Rancitelli, sbarrati i covi dello spaccio

15 Aprile 2015

Blindato dai vigili l’accesso al parco di via Tavo. Via gli abusivi dal tugurio in via Lago di Capestrano

PESCARA. E' stato sgomberato ieri mattina, dal personale della polizia municipale, l'alloggio di via Lago di Capestrano che ospitava una trentina di romeni, alloggiati lì in condizioni igienico sanitarie indescrivibili, tra sporcizia e masserizie accatastate.

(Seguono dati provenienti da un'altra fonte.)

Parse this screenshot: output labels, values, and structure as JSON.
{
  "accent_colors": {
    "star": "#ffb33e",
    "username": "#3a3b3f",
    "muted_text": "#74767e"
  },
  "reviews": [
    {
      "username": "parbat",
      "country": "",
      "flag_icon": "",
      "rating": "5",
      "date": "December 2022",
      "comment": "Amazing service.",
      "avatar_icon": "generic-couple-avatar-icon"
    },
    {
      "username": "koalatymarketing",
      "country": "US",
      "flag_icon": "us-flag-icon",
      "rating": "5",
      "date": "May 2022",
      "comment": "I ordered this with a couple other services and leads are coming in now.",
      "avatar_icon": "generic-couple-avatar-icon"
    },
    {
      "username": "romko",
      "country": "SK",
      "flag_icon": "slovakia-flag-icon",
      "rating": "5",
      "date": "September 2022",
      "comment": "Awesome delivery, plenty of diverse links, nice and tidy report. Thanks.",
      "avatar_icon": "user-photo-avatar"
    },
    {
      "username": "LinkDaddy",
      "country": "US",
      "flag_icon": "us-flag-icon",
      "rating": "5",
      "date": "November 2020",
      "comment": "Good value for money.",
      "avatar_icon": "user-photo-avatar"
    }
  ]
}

La scoperta di questa casa risale al mese scorso, quando gli agenti del servizio di Sicurezza urbana e antidegrado, guidato dal maggiore Donatella Di Persio, hanno raggiunto la struttura ed effettuato un sopralluogo con la Asl, dopo aver ricevuto una serie di segnalazioni da chi vive nella zona e non ne poteva più di quel lerciume, del disordine e degli odori sgradevoli. Sulla scorta delle richieste formulate dalla Asl, a distanza di qualche settimana è arrivata l'ordinanza del sindaco Marco Alessandrini che ha sancito l’inagibilità di quel tugurio e disposto lo sgombero immediato dell'alloggio situato a pianterreno, eseguito ieri mattina. All'arrivo degli agenti c’era qualche straniero che si aggirava in quei locali e non ha potuto far altro che raccattare le proprie cose e andare via. Sono stati costretti a sloggiare anche i giovani che, sempre ieri mattina, si sono introdotti nel parco dell’Infanzia di via Tavo, a pochi passi dal cosiddetto Ferro di cavallo, l'edificio tristemente noto per lo spaccio di droga. I ragazzi sono entrati nonostante che l'area verde sia chiusa al pubblico e all'arrivo delle pattuglie, coordinate sempre dal maggiore Di Persio, non sono stati in grado di fornire delle giustificazioni sulla loro presenza in quell'area, fino ad oggi mal frequentata e poco curata. Non è chiaro se si tratti di tossicodipendenti ma è evidente che hanno ignorato il fatto che gli accessi fossero sbarrati al pubblico. Ieri, dopo lo sgombero, si è provveduto a rimettere in sicurezza le entrate, in attesa di tempi migliori per il parco. Impossibile non sentire gli applausi rivolti alla municipale e partiti dalle finestre dei palazzi vicini, a testimoniare la gioia di chi chiede il rispetto delle regole. (f.b.)